Plum Chili Chicken
On October 04, 2006 in Different Dinner Project, Recipes
4 chicken legs, thighs attached
2 medium plums, peeled, pitted and chopped
2 cloves garlic, crushed
2 teaspoons sesame oil
2 tablespoons soy sauce
1/4 cup orange juice
2 tablespoons white wine vinegar
1 tablespoon honey
1 green chili, minced
1-1/2 teaspoons ginger puree
1/2 teaspoon dry mustard
1/2 teaspoon salt
- Combine plums, garlic, sesame oil, soy sauce, orange juice, vinegar, honey, chili, ginger, mustard and salt in a food processor, blending until smooth.

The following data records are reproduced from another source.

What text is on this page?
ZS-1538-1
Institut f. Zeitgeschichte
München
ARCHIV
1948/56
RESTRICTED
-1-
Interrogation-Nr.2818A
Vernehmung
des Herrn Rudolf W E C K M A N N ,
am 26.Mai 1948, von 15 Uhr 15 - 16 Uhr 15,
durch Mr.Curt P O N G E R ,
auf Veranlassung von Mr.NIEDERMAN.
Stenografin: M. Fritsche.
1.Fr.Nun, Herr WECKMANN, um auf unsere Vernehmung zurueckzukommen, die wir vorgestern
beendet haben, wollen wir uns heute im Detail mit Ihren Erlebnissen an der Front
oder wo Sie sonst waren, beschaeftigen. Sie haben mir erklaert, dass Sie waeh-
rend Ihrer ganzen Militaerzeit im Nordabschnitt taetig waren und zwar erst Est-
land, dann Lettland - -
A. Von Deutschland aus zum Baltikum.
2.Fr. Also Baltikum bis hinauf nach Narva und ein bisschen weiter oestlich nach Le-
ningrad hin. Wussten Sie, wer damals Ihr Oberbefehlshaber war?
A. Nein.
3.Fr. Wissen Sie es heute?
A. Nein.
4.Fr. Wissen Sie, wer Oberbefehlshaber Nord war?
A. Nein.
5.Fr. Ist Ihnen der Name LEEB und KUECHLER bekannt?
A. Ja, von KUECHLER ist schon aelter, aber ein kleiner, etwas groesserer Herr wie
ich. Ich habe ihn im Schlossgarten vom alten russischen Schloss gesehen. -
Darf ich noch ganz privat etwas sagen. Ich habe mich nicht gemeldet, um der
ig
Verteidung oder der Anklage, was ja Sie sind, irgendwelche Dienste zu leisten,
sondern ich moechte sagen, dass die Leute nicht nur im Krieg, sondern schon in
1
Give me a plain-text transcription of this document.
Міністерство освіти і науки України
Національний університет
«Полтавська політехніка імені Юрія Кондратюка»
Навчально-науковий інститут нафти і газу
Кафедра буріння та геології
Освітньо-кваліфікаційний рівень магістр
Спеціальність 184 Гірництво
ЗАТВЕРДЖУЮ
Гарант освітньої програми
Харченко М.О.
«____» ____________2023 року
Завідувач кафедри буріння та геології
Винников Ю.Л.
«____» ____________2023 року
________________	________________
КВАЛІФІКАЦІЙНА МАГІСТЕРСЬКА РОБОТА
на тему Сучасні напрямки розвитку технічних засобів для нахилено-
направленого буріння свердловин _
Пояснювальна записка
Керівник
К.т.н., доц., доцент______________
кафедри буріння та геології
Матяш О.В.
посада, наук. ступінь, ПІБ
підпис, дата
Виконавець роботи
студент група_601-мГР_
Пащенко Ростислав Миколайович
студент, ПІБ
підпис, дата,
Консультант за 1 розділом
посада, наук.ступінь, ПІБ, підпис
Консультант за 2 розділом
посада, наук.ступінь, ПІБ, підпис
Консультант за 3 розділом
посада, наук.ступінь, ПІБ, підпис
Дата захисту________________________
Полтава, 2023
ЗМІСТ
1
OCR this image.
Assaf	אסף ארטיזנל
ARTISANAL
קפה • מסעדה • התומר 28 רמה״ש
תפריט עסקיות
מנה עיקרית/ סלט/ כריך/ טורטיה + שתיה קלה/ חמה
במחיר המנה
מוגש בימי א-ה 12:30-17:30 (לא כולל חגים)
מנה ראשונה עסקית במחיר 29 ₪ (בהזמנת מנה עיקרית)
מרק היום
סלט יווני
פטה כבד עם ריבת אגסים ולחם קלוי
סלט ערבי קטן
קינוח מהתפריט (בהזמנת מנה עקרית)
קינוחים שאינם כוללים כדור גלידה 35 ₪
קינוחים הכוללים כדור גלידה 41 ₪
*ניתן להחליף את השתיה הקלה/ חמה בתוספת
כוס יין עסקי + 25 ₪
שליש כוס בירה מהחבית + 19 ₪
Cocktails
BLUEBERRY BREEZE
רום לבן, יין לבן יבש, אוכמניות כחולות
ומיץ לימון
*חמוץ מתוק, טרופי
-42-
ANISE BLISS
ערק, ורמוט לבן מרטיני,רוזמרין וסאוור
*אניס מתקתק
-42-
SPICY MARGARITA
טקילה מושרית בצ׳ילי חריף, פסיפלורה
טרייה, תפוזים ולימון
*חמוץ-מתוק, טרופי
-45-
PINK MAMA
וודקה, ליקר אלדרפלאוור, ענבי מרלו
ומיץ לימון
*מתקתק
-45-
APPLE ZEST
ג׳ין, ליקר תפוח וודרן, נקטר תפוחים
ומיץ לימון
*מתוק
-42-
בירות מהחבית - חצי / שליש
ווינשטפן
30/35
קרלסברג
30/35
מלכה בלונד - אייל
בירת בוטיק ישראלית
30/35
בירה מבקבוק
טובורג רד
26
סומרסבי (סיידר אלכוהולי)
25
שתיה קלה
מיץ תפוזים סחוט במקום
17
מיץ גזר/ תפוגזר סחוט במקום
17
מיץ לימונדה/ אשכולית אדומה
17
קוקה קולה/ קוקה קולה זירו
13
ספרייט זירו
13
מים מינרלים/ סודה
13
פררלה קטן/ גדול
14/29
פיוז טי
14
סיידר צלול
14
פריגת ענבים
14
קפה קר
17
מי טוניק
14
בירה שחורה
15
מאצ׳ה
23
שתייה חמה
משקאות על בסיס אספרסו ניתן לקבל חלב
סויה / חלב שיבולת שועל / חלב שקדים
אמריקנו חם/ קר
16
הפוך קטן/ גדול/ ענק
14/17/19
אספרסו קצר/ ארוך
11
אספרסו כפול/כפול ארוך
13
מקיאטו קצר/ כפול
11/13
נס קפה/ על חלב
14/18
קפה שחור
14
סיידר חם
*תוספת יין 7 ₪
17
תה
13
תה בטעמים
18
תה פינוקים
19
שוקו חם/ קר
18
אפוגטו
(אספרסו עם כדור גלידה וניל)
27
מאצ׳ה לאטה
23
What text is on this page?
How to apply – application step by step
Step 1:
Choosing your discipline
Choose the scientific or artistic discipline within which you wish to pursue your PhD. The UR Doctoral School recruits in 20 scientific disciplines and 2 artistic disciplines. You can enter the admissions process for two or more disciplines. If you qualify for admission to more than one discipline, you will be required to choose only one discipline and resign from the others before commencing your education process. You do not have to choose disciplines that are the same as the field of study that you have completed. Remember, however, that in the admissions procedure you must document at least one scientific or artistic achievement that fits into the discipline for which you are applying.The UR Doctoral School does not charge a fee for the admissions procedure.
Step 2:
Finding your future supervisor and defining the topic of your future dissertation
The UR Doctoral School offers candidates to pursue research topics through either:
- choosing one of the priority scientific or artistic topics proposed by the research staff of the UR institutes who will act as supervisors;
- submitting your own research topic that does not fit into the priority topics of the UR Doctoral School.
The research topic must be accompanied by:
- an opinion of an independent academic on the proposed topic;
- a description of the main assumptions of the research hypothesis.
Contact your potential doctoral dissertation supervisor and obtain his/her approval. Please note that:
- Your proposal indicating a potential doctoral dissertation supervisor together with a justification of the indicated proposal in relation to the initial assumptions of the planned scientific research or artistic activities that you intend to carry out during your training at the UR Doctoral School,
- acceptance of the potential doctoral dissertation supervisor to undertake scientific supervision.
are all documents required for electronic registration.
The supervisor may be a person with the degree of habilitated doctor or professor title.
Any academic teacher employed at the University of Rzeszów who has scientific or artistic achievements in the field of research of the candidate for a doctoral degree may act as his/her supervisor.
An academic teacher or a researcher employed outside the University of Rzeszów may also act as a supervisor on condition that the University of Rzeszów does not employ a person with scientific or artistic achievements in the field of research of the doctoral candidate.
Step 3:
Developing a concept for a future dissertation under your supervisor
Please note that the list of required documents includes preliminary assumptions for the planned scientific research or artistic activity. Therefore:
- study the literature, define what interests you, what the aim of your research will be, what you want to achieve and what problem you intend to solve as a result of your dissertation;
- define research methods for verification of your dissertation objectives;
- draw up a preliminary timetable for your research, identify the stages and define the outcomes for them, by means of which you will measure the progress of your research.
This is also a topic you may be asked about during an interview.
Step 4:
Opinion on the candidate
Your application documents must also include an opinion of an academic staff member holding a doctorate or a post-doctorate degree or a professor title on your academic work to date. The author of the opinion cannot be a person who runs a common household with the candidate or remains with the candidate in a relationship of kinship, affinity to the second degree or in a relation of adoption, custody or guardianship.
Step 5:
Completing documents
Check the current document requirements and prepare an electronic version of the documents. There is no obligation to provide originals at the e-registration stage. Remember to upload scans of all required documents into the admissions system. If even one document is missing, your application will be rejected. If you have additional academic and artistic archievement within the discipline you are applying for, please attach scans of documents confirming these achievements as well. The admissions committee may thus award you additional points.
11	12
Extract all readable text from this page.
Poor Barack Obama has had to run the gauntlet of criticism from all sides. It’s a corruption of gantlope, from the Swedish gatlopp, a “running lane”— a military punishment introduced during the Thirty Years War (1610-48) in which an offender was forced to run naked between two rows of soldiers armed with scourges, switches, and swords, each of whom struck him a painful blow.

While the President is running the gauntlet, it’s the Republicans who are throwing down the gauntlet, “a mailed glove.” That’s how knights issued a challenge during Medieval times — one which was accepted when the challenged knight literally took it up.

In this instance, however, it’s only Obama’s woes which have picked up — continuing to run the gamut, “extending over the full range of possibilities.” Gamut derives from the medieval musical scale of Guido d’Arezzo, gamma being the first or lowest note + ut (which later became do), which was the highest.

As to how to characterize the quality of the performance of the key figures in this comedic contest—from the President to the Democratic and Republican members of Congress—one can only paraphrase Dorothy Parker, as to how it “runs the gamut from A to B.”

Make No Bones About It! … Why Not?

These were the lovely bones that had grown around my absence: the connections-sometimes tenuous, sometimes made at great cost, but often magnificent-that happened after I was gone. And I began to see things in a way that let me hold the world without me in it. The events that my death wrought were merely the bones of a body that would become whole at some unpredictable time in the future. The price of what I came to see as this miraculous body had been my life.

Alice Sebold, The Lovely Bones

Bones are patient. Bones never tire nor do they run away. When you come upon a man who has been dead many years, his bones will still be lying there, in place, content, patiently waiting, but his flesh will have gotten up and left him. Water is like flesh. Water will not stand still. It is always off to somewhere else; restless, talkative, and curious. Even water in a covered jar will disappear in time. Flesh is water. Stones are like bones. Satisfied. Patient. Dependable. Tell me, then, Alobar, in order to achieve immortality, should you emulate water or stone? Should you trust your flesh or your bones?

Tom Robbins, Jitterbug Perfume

- Place mixture into a saucepan over medium-high heat, bringing to a boil. Reduce heat to a simmer and reduce by half, stirring occasionally.
- Allow the marinade to cool. Prick the chicken several times with a fork, then place in a dish covered with 3/4 of the marinade. Refrigerate for at least an hour, turning once.
- Preheat oven to 450 degrees with a roasting pan with an oiled rack inside of it.
- Place the chicken on the rack of the roasting pan and roast until cooked through to the center, about 30 minutes.
- Brush remaining 1/4 of marinade over chicken and roast for an additional 5 minutes. Allow meat to rest for a few minutes and garnish with lime wedges dusted with cayenne pepper.